I) Un objectif de réajustement de la trajectoire des finances publiques

La taxe sur les dividendes, impliquant un prélèvement de 3% sur les entreprises, a été invalidée le 6 octobre 2017 par le Conseil constitutionnel. Les coûts liés à l’invalidation de cette taxe ont fait l’objet d’une première estimation par Bercy, de l’ordre de neuf milliards d’euros. La nouvelle estimation effectuée fait état d’un montant plus important, dix milliards d’euros constituant le risque maximal encouru par la censure de la taxe sur les dividendes.

Afin de compenser ce manque à gagner, l’État doit donc rembourser cette somme de dix milliards d’euros aux entreprises françaises, ce montant comprenant les intérêts.
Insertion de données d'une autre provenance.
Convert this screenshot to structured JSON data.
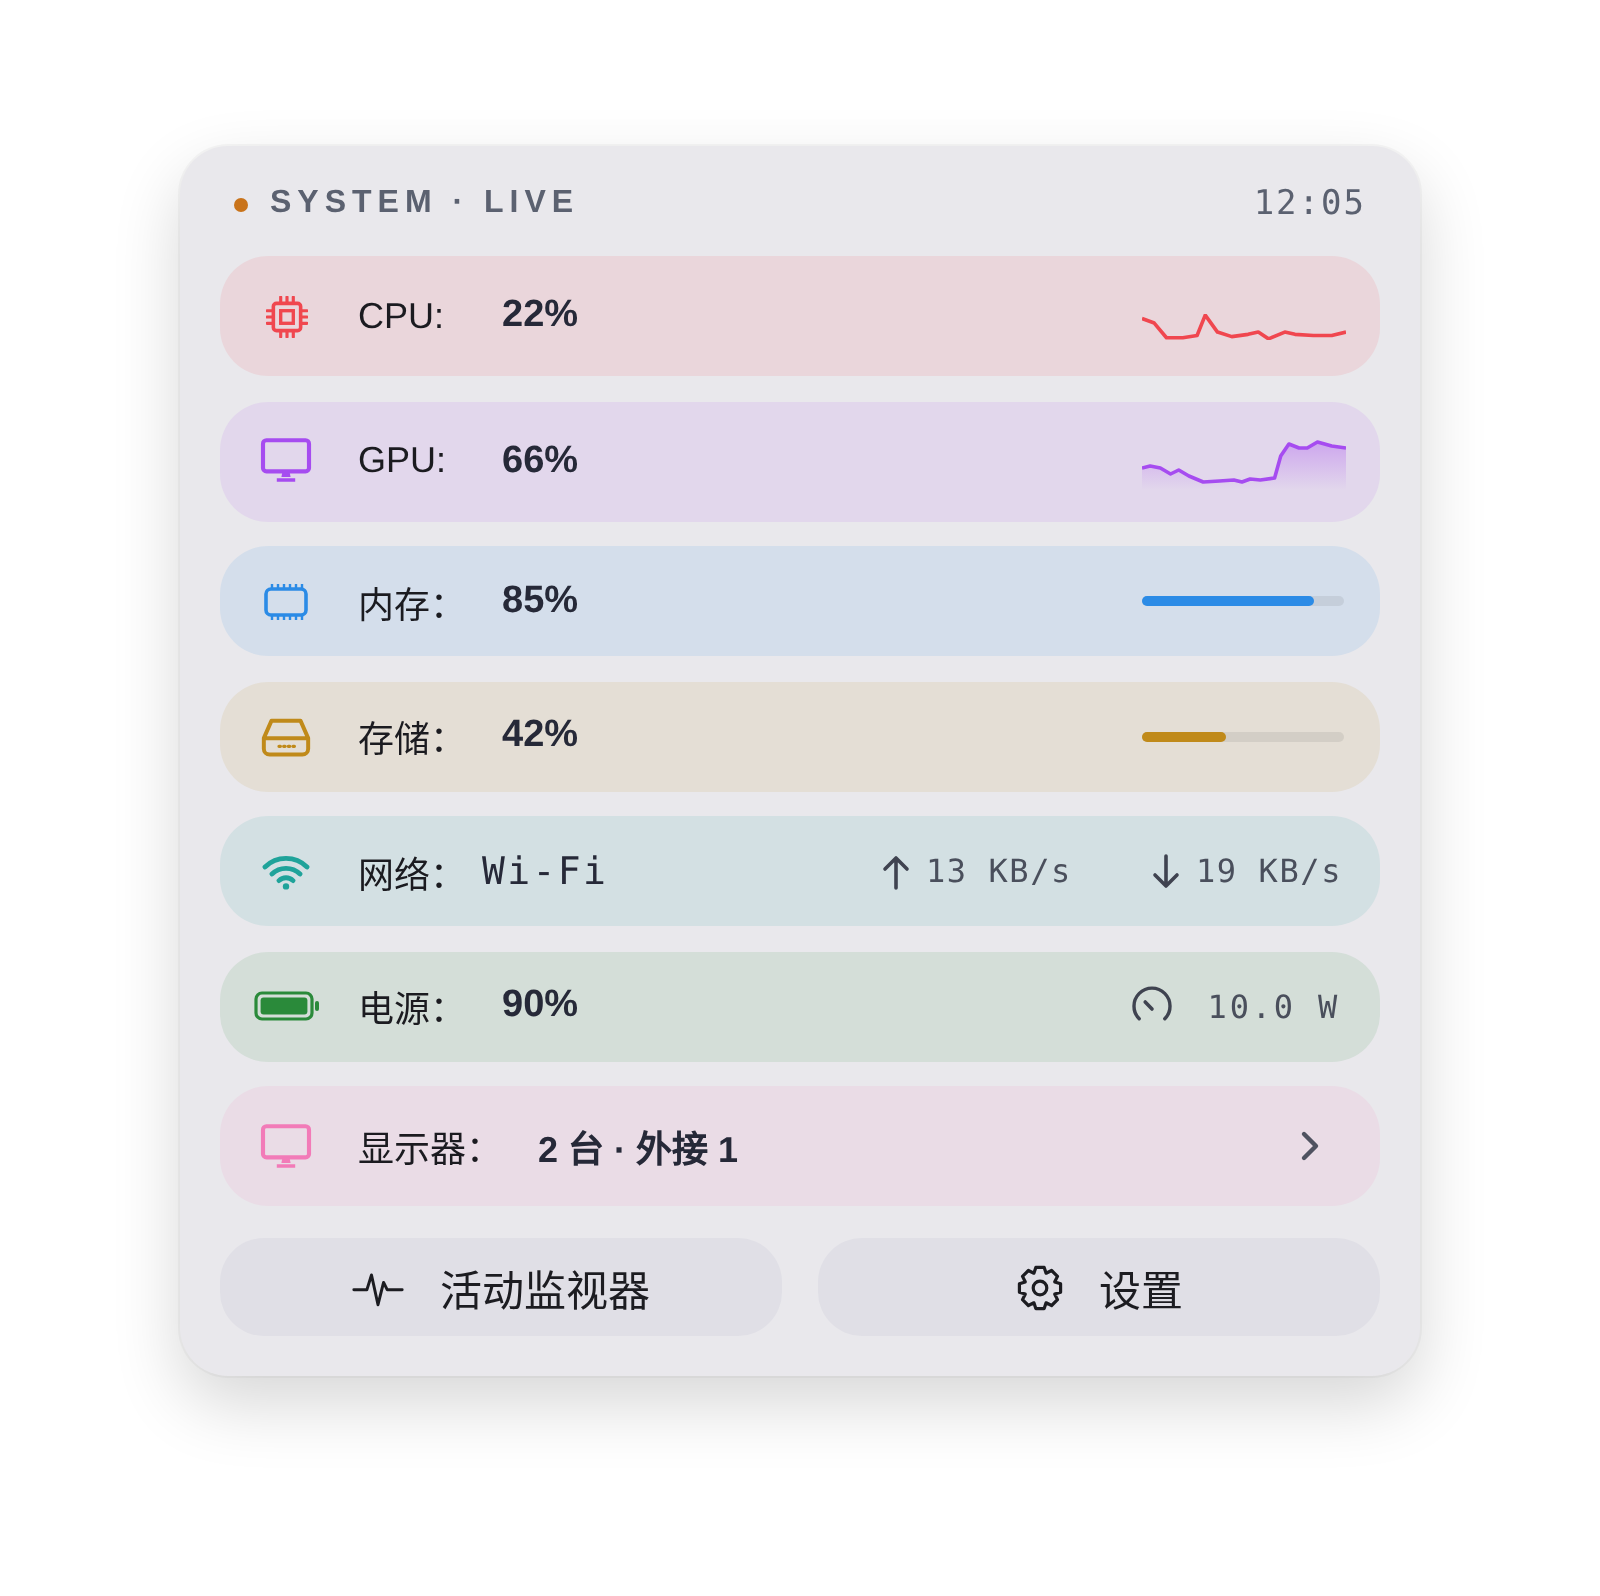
{
  "header": {
    "title": "SYSTEM · LIVE",
    "time": "12:05"
  },
  "rows": [
    {
      "kind": "cpu",
      "label": "CPU:",
      "value": "22%",
      "color": "#f0474f"
    },
    {
      "kind": "gpu",
      "label": "GPU:",
      "value": "66%",
      "color": "#a64cf0"
    },
    {
      "kind": "memory",
      "label": "内存：",
      "value": "85%",
      "level": 0.85,
      "color": "#2b8be6"
    },
    {
      "kind": "storage",
      "label": "存储：",
      "value": "42%",
      "level": 0.42,
      "color": "#c08a1a"
    },
    {
      "kind": "network",
      "label": "网络：",
      "value": "Wi-Fi",
      "upload": "13 KB/s",
      "download": "19 KB/s",
      "color": "#1fa39a"
    },
    {
      "kind": "power",
      "label": "电源：",
      "value": "90%",
      "draw": "10.0 W",
      "color": "#2a8a3a"
    },
    {
      "kind": "display",
      "label": "显示器：",
      "value": "2 台 · 外接 1",
      "color": "#f27bb8"
    }
  ],
  "buttons": [
    {
      "kind": "activity",
      "label": "活动监视器"
    },
    {
      "kind": "settings",
      "label": "设置"
    }
  ]
}
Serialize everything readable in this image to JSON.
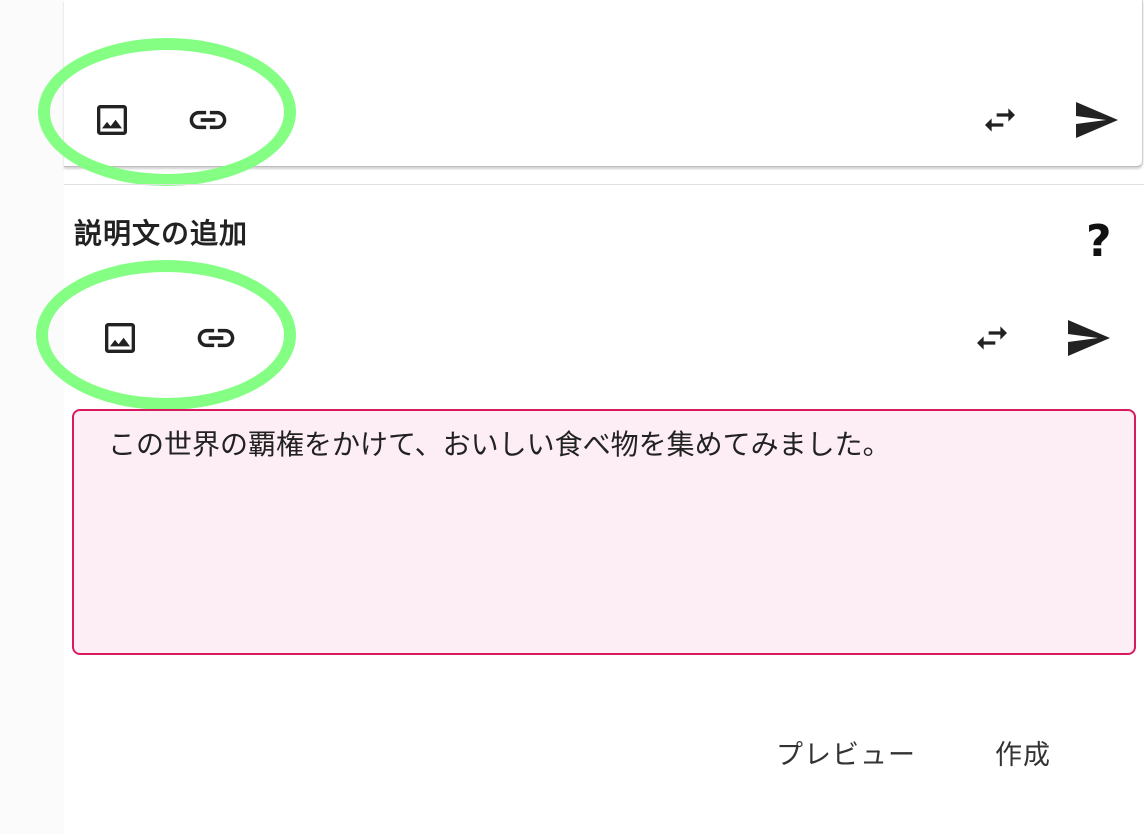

Il importe néanmoins de répartir le solde de la facture entre l’État et les opérateurs économiques pour amortir le choc budgétaire afférent. C’est dans cette logique d’amortissement du choc fiscal que l’Assemblée nationale a voté la surtaxe sur les grandes entreprises. L’impératif d’urgence du remboursement de la taxe sur les dividendes a conduit le gouvernement et le Parlement à insérer les modalités dudit remboursement dans le projet de loi de finances rectificative pour 2017 ; il s’agit d’un projet spécifique indépendant du collectif budgétaire annuel.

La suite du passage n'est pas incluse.